The origin of the Transit-Pelletsmethod™ for measurement of Colonic Transit Time (CTT)

The set up of a simple but accurate method to investigate CTT at the Sahlgrenska Hospital Gastro Unit was prompted by the high number of referrals for constipation in the early 1980’s, the relatively high number of colectomies for constipation on weak grounds, and a need to study effects of drugs on CTT. In 1984 Hasse Abrahamsson and Bernhard Jaup observed in colonic transit studies with a modified Becker-Ellsborg method that healthy women ingesting radiopaque markers for three consecutive days, could have all markers retained at X-ray on day 4. Thus, such a 4-day single X-ray method cannot discriminate between normal and delayed CTT in women. In 1987 Metcalf et al came to the same conclusion (Metcalf et al Gastroenterology 1987;92:40-7).

Professor Hasse Abrahamsson, Swedish Gastro Days 2017

For these reasons, Abrahamsson and Antov decided in 1985 to replace the principle to follow 1-3 doses of markers along to colon. In stead, a simple saturation test for measurement of CTT was elaborated with the capacity to measure both total and segmental transit times. Two principles were tested in healthy subjects: a) marker intake for 6 days followed by X-ray on day 7, and b) daily marker intake for 8 days with X-ray on day 9. The former principle was found simple and proved to be sufficient to reach an equilibrium (saturation state) in all healthy subjects and was selected for enlarged studies: Ingestion of 10 markers daily for 6 days followed by a single abdominal radiograph on day 7. In the saturation state 10 retained markers represent one day and each marker represents 1/10 of a day, i.e. 2.4 hours.

By March 1986 fifty healthy subjects had been investigated and an Abstract was submitted to the 3rd European Gastrointestinal Motility Meeting, Bruges, Belgium. This first official, poster presentation of the method was also elected for oral presentation on June 19, 1986.

In August 1986 the study of 56 healthy subjects was completed. The Abstract submitted to the Swedish Medical Society Meeting was presented in Stockholm on December 4, 1986.

In the beginning of 1987 a study on patients with severe constipation was completed with the new method. The markers for clinical use were named TRANSIT-PELLETS. An Abstract comparing patients and controls was presented at the 20th Scandinavian Conference on Gastroenterology in Trondheim 13th June, 1987.

The Abstract, 1986

1987, the year Transit-Pellets™ was baptised

In October 1987 the Transit-Pelletsmethod and clinical results were presented at the 1st SAGIM Meeting in Oslo and published as full paper in the symposium book (Abrahamsson et al. Scand J gastroenterol 1988, Suppl 152:72-80). The possibility to also measure rapid CTT by shortening the interval between last marker dose and X-ray was pointed out in the Discussion. In these early publications the CTT was calculated as the mean 50% excretion time of the markers (M+5/10) where M is the number of markers retained in colon at X-ray. This was an adaptation to the principle used in Sheffield and elsewhere in UK to calculate CTT as the time for excretion of 50% of a marker dose to feces.

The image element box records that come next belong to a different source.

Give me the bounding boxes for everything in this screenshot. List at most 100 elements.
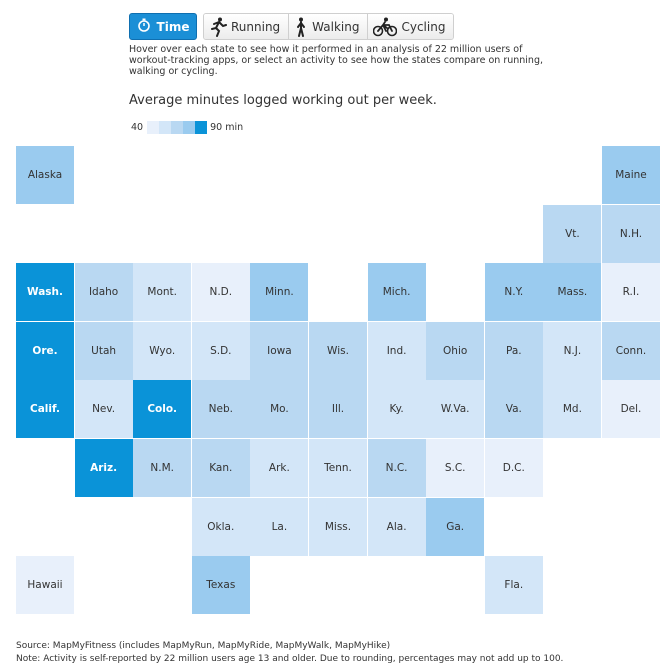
legend-swatch-1 [159, 121, 172, 134]
map-subtitle: Average minutes logged working out per w… [129, 93, 437, 108]
state-tile[interactable]: W.Va. [426, 380, 485, 439]
state-tile[interactable]: Ore. [16, 321, 74, 380]
state-label: N.C. [385, 462, 408, 474]
state-label: Nev. [92, 403, 116, 416]
tab-cycling[interactable]: Cycling [367, 14, 454, 39]
state-tile[interactable]: Ga. [426, 497, 485, 556]
state-tile[interactable]: Mass. [543, 263, 602, 322]
state-label: La. [271, 520, 288, 533]
state-tile[interactable]: Pa. [484, 321, 543, 380]
state-label: N.J. [563, 344, 582, 357]
state-label: Fla. [504, 579, 524, 592]
state-label: Texas [206, 579, 236, 592]
activity-tab-group: Running Walking [203, 13, 455, 40]
state-label: Ohio [443, 344, 468, 357]
state-label: Ill. [331, 403, 345, 416]
state-label: Ga. [446, 520, 465, 533]
state-tile[interactable]: Conn. [602, 321, 660, 380]
state-tile[interactable]: Iowa [250, 321, 309, 380]
state-tile[interactable]: Wis. [309, 321, 367, 380]
state-tile[interactable]: Colo. [133, 380, 192, 439]
state-tile[interactable]: Va. [484, 380, 543, 439]
tab-walking-label: Walking [312, 19, 360, 34]
state-tile[interactable]: Del. [602, 380, 660, 439]
state-tile[interactable]: Maine [602, 146, 660, 204]
tab-time[interactable]: Time [129, 13, 197, 40]
state-tile[interactable]: N.J. [543, 321, 602, 380]
state-label: Neb. [208, 403, 233, 416]
tab-walking[interactable]: Walking [288, 14, 368, 39]
state-label: Idaho [88, 286, 119, 299]
state-tile[interactable]: N.H. [602, 204, 660, 263]
state-label: Maine [615, 169, 647, 181]
state-tile[interactable]: Alaska [16, 146, 74, 204]
state-label: Mass. [557, 286, 588, 299]
state-label: Ky. [389, 403, 404, 416]
state-label: Mont. [147, 286, 177, 299]
state-label: R.I. [622, 286, 640, 299]
state-tile[interactable]: Minn. [250, 263, 309, 322]
state-tile[interactable]: Fla. [484, 556, 543, 615]
state-tile[interactable]: Ill. [309, 380, 367, 439]
state-tile[interactable]: N.D. [191, 263, 250, 322]
state-tile[interactable]: Vt. [543, 204, 602, 263]
state-tile[interactable]: S.C. [426, 439, 485, 497]
state-tile[interactable]: Utah [74, 321, 133, 380]
tab-running-label: Running [231, 19, 281, 34]
state-tile[interactable]: Ohio [426, 321, 485, 380]
state-tile[interactable]: Miss. [309, 497, 367, 556]
state-tile[interactable]: Calif. [16, 380, 74, 439]
state-tile[interactable]: Mo. [250, 380, 309, 439]
note-line: Note: Activity is self-reported by 22 mi… [16, 654, 564, 664]
legend-max-label: 90 min [210, 122, 244, 133]
state-tile[interactable]: N.Y. [484, 263, 543, 322]
tab-running[interactable]: Running [204, 14, 289, 39]
state-tile[interactable]: N.M. [133, 439, 192, 497]
color-legend: 40 90 min [131, 121, 243, 134]
state-tile[interactable]: Tenn. [309, 439, 367, 497]
state-tile[interactable]: Wash. [16, 263, 74, 322]
state-label: Calif. [30, 403, 60, 416]
state-label: Md. [562, 403, 582, 416]
state-tile[interactable]: N.C. [367, 439, 426, 497]
state-tile[interactable]: Mont. [133, 263, 192, 322]
state-label: Ariz. [90, 462, 118, 474]
state-label: Del. [620, 403, 642, 416]
state-label: Ark. [268, 462, 290, 474]
state-label: N.M. [150, 462, 174, 474]
state-tile[interactable]: D.C. [484, 439, 543, 497]
legend-swatch-3 [183, 121, 196, 134]
state-label: Wyo. [149, 344, 176, 357]
state-label: S.C. [444, 462, 466, 474]
state-tile[interactable]: Texas [191, 556, 250, 615]
state-tile[interactable]: Mich. [367, 263, 426, 322]
state-label: Tenn. [324, 462, 352, 474]
stopwatch-icon [137, 18, 151, 35]
state-tile[interactable]: Nev. [74, 380, 133, 439]
state-tile[interactable]: Ariz. [74, 439, 133, 497]
state-tile[interactable]: S.D. [191, 321, 250, 380]
state-tile[interactable]: Ark. [250, 439, 309, 497]
state-tile[interactable]: Neb. [191, 380, 250, 439]
state-tile[interactable]: Okla. [191, 497, 250, 556]
state-label: Alaska [27, 169, 63, 181]
runner-icon [209, 17, 227, 37]
state-tile[interactable]: Ala. [367, 497, 426, 556]
legend-min-label: 40 [131, 122, 144, 133]
activity-tabs: Time Running Walking [129, 13, 455, 40]
state-tile[interactable]: Kan. [191, 439, 250, 497]
state-tile[interactable]: Hawaii [16, 556, 74, 615]
state-label: Okla. [207, 520, 235, 533]
state-tile[interactable]: La. [250, 497, 309, 556]
source-note: Source: MapMyFitness (includes MapMyRun,… [16, 640, 563, 666]
walker-icon [294, 17, 308, 37]
state-tile[interactable]: R.I. [602, 263, 660, 322]
state-tile[interactable]: Md. [543, 380, 602, 439]
legend-swatches [147, 121, 208, 134]
state-tile[interactable]: Ind. [367, 321, 426, 380]
state-tile[interactable]: Wyo. [133, 321, 192, 380]
state-tile[interactable]: Ky. [367, 380, 426, 439]
state-label: Kan. [209, 462, 233, 474]
state-tile[interactable]: Idaho [74, 263, 133, 322]
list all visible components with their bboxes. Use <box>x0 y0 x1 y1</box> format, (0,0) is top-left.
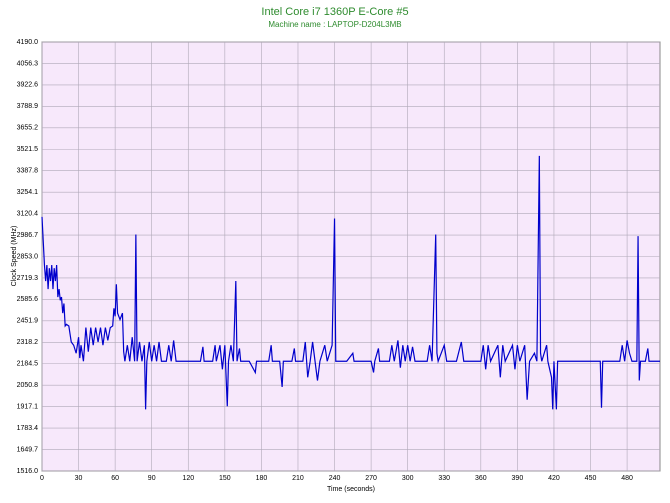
y-tick-label: 2986.7 <box>17 232 39 239</box>
x-tick-label: 300 <box>402 475 414 482</box>
y-tick-label: 2050.8 <box>17 382 39 389</box>
x-tick-label: 60 <box>111 475 119 482</box>
x-tick-label: 420 <box>548 475 560 482</box>
y-tick-label: 2184.5 <box>17 361 39 368</box>
x-tick-label: 450 <box>585 475 597 482</box>
y-tick-label: 3120.4 <box>17 210 39 217</box>
x-tick-label: 390 <box>512 475 524 482</box>
y-tick-label: 3788.9 <box>17 103 39 110</box>
x-tick-label: 120 <box>182 475 194 482</box>
x-tick-label: 180 <box>256 475 268 482</box>
y-tick-label: 1516.0 <box>17 468 39 475</box>
x-tick-label: 210 <box>292 475 304 482</box>
y-tick-label: 1783.4 <box>17 425 39 432</box>
y-axis-label: Clock Speed (MHz) <box>11 226 18 287</box>
x-tick-label: 90 <box>148 475 156 482</box>
y-tick-label: 3387.8 <box>17 168 39 175</box>
y-tick-label: 2719.3 <box>17 275 39 282</box>
x-tick-label: 330 <box>438 475 450 482</box>
x-tick-label: 240 <box>329 475 341 482</box>
x-tick-label: 150 <box>219 475 231 482</box>
y-tick-label: 1649.7 <box>17 446 39 453</box>
chart-title: Intel Core i7 1360P E-Core #5 <box>261 6 408 18</box>
x-tick-label: 360 <box>475 475 487 482</box>
x-tick-label: 30 <box>75 475 83 482</box>
y-tick-label: 1917.1 <box>17 403 39 410</box>
y-tick-label: 2853.0 <box>17 253 39 260</box>
y-tick-label: 3521.5 <box>17 146 39 153</box>
y-tick-label: 3254.1 <box>17 189 39 196</box>
y-tick-label: 4056.3 <box>17 60 39 67</box>
y-tick-label: 3655.2 <box>17 125 39 132</box>
y-tick-label: 4190.0 <box>17 39 39 46</box>
y-tick-label: 2451.9 <box>17 318 39 325</box>
x-axis-label: Time (seconds) <box>327 486 375 493</box>
y-tick-label: 3922.6 <box>17 82 39 89</box>
chart-subtitle: Machine name : LAPTOP-D204L3MB <box>268 20 401 29</box>
data-line <box>41 155 660 410</box>
x-tick-label: 480 <box>621 475 633 482</box>
y-tick-label: 2585.6 <box>17 296 39 303</box>
x-tick-label: 0 <box>40 475 44 482</box>
y-tick-label: 2318.2 <box>17 339 39 346</box>
x-tick-label: 270 <box>365 475 377 482</box>
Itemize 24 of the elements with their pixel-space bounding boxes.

In 1990 a SAGIM working team consensus report recommended this method for measurement of colonic transit time in clinical practise and in scientific studies. It was recommended that (instead of 50% excretion time) results are calculated as oroanal (mouth-to-anus, OATT) transit time, i.e. M/10 yielding OATT in days (Europ. J Surg 1990. Suppl. 564:63-71).

1990’s. The increasing interest at the Sahlgrenska Gastroenterology Section in the pathophysiology of functional and other diarrheal disorders prompted a modification of the transit test: by dividing the marker dose on day 6 into two doses taken 24 and 12 hours before X-ray rapid transit could be measured with enhanced precision. Several aspects of rapid transit were covered by Riadh Sadik in his thesis and Sadik also presented updated reference values (Sadik et al Scand J Gastroenterol. 2003;36-42)

In the last decade the feasibility of the Transit-Pelletsmethod™ for evaluation of colonic transit in various functional and diarrheal disorders, and for evaluation of treatments, has repeatedly been reported by Magnus Simrén, MD PhD, Hans Törnblom, MD PhD and co-workers. In the same time period several international companies in e.g. UK, Germany, Denmark and US have copied the original Transit-Pelletsmethod including that the whole marker dose on day 6 is taken 24 hours before X-ray. However, these copies should be of limited value since the rapid part of the transit spectrum in functional gut disorders cannot be sufficiently covered by these versions.